My girls will never know my father. They’ll never hear him make up the words to “I Feel Pretty.” They’ll never catch him sneaking thirds of Blue Bell’s pralines and cream ice cream late at night. He’ll never send them off to school quoting the Village Schoolmaster by Oliver Goldsmith… “And still they gazed, and still the wonder grew that one small head could carry all he knew.”

As his daughter, and one of the select few charged with keeping his memory alive, that’s a tough pill to swallow.



He was diagnosed with Stage IV cancer when I was six months pregnant but waited until I was full-term to tell me in case the news might cause complications my daughter would pay for the rest of her life. That was my dad: Looking out for his girls, right up until the very end.

By the time my daughter arrived in September, my dad was already on borrowed time. Yet he hung on long enough for us to spend her first Christmas together. We said goodbye exactly one month later.

When my second child was born following a traumatic labor and delivery Christmas day two years later, I knew my father was present yet again as they rushed my pure white, limp, tiny girl to the NICU. Despite the chaos around me, I felt a sense of peace as I imagined her getting to those pearly gates and my dad, JJ, stopping her in her tracks with a twinkle in those Irish eyes.

“Silly girl, you need to go back to your mama,” I believe he told her. She listened, and doctors tell me she is still a legend in the NICU.

Now at 5 months old, just starting to smile and giggle, I see his same mischievous twinkle in her eyes—perhaps a lasting gift from their encounter.

But for all the beautiful, small ways it feels like he’s still here, there are other times when his loss hits me all over again.

I felt that again this past week when I was asked to emcee The Relay for Life benefiting the American Cancer Society. My 2-year-old and I decorated a luminaria bag the night before, one of hundreds that would line the track during the 12-hour walk. We painted an Irish flag on one side, a Texas flag on the other. We pasted on a picture of JJ holding her in her swaddle after her Christening, one of him walking me down the aisle in what she called “Mommy’s princess dress.” She added some gold paint, of course, to “make it shiny.”

When we finished them, I told her JJ was up in the sky, in heaven—and she nodded, looked up into my misty eyes and said, “We need to buy a ladder.”
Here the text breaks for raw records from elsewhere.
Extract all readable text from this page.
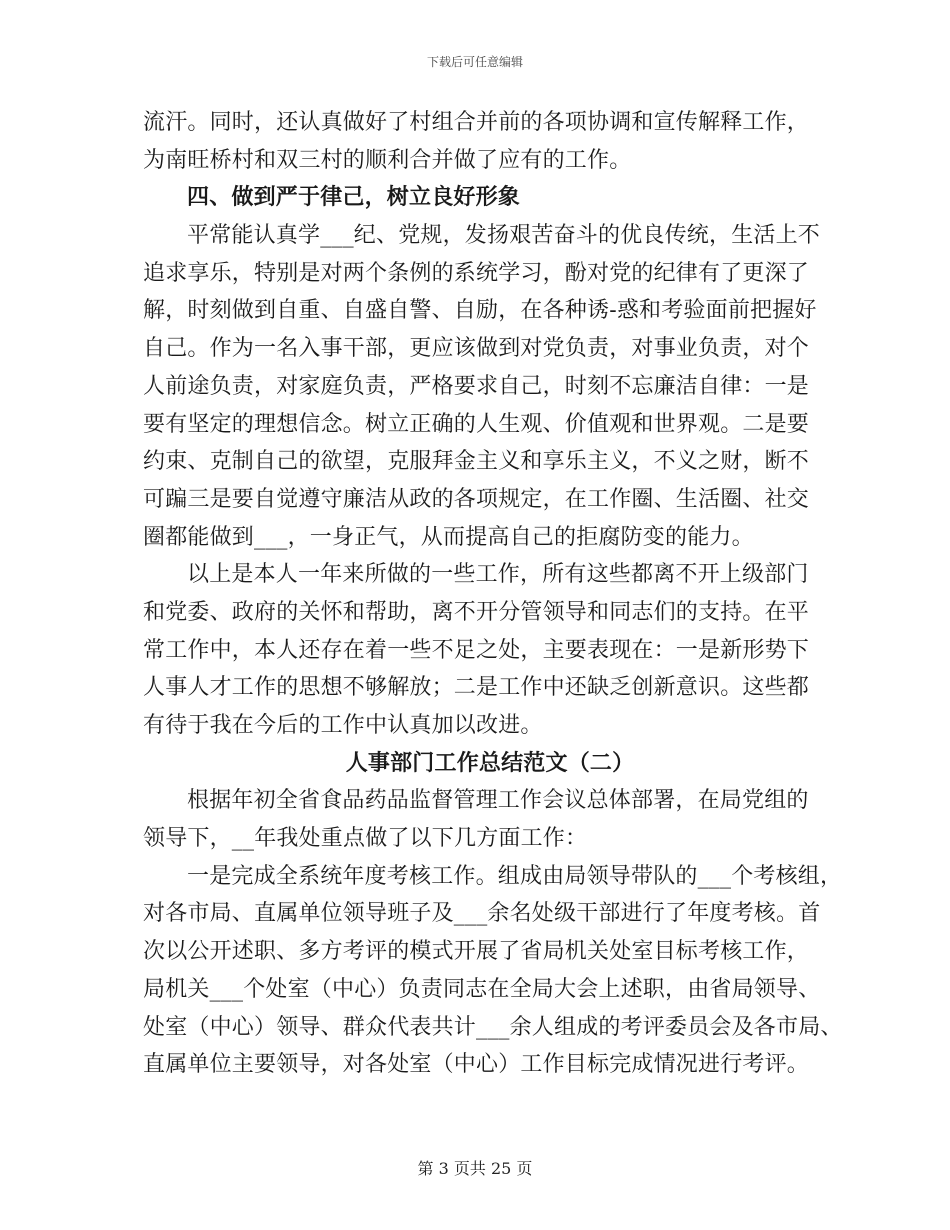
下载后可任意编辑
流汗。同时，还认真做好了村组合并前的各项协调和宣传解释工作，
为南旺桥村和双三村的顺利合并做了应有的工作。
四、做到严于律己，树立良好形象
平常能认真学___纪、党规，发扬艰苦奋斗的优良传统，生活上不
追求享乐，特别是对两个条例的系统学习，酚对党的纪律有了更深了
解，时刻做到自重、自盛自警、自励，在各种诱-惑和考验面前把握好
自己。作为一名入事干部，更应该做到对党负责，对事业负责，对个
人前途负责，对家庭负责，严格要求自己，时刻不忘廉洁自律：一是
要有坚定的理想信念。树立正确的人生观、价值观和世界观。二是要
约束、克制自己的欲望，克服拜金主义和享乐主义，不义之财，断不
可蹁三是要自觉遵守廉洁从政的各项规定，在工作圈、生活圈、社交
圈都能做到___，一身正气，从而提高自己的拒腐防变的能力。
以上是本人一年来所做的一些工作，所有这些都离不开上级部门
和党委、政府的关怀和帮助，离不开分管领导和同志们的支持。在平
常工作中，本人还存在着一些不足之处，主要表现在：一是新形势下
人事人才工作的思想不够解放；二是工作中还缺乏创新意识。这些都
有待于我在今后的工作中认真加以改进。
人事部门工作总结范文（二）
根据年初全省食品药品监督管理工作会议总体部署，在局党组的
领导下，__年我处重点做了以下几方面工作：
一是完成全系统年度考核工作。组成由局领导带队的___个考核组，
对各市局、直属单位领导班子及___余名处级干部进行了年度考核。首
次以公开述职、多方考评的模式开展了省局机关处室目标考核工作，
局机关___个处室（中心）负责同志在全局大会上述职，由省局领导、
处室（中心）领导、群众代表共计___余人组成的考评委员会及各市局、
直属单位主要领导，对各处室（中心）工作目标完成情况进行考评。
第 3 页共 25 页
The following day felt like a ladder. I felt closer to him than I’ve felt since he left. I shared his story in front of hundreds of survivors, not even meaning to share as much as I did. When those survivors took their victory lap, my sweet child blew them kisses.

As we released doves and watched them “fly in the sky to JJ,” my daughter’s affection for a man she’ll never remember touched me, maybe even healed me.
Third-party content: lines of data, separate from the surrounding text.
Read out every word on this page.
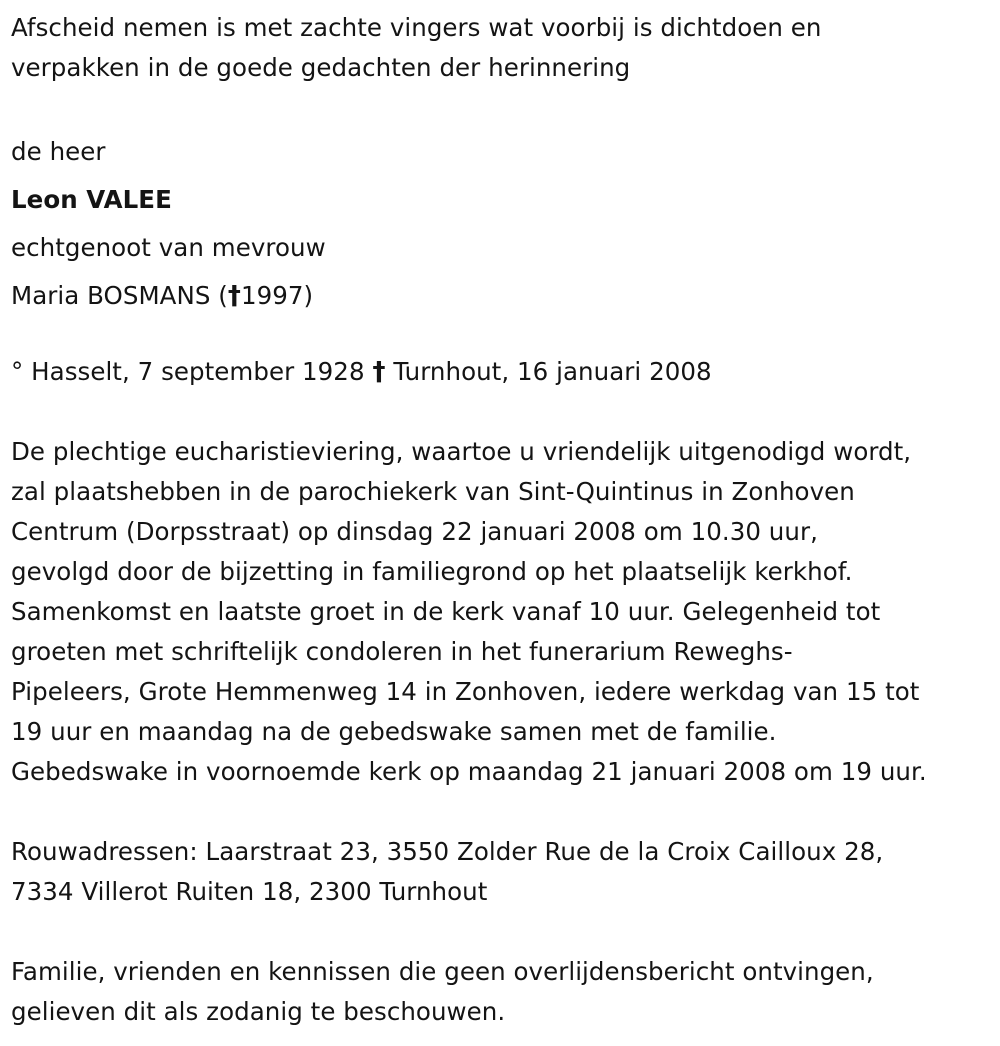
Afscheid nemen is met zachte vingers wat voorbij is dichtdoen en
verpakken in de goede gedachten der herinnering
de heer
Leon VALEE
echtgenoot van mevrouw
Maria BOSMANS (†1997)
° Hasselt, 7 september 1928 † Turnhout, 16 januari 2008
De plechtige eucharistieviering, waartoe u vriendelijk uitgenodigd wordt,
zal plaatshebben in de parochiekerk van Sint-Quintinus in Zonhoven
Centrum (Dorpsstraat) op dinsdag 22 januari 2008 om 10.30 uur,
gevolgd door de bijzetting in familiegrond op het plaatselijk kerkhof.
Samenkomst en laatste groet in de kerk vanaf 10 uur. Gelegenheid tot
groeten met schriftelijk condoleren in het funerarium Reweghs-
Pipeleers, Grote Hemmenweg 14 in Zonhoven, iedere werkdag van 15 tot
19 uur en maandag na de gebedswake samen met de familie.
Gebedswake in voornoemde kerk op maandag 21 januari 2008 om 19 uur.
Rouwadressen: Laarstraat 23, 3550 Zolder Rue de la Croix Cailloux 28,
7334 Villerot Ruiten 18, 2300 Turnhout
Familie, vrienden en kennissen die geen overlijdensbericht ontvingen,
gelieven dit als zodanig te beschouwen.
My dad may not walk this earth with us today, but I will do for my girls as he did for me: I will look out for them up until my very last breath by trying to create as beautiful of a world as I can—but also taking them to the tough stuff.

We’ll go to the hospital to see a sick friend, the funeral of a beloved relative, the food bank to help a complete stranger… I want them to know life isn’t all splash pads and puppet shows. There will be pain; There will be sorrow; There will be grief.

But there is love when you look for it, especially when you look toward the sky.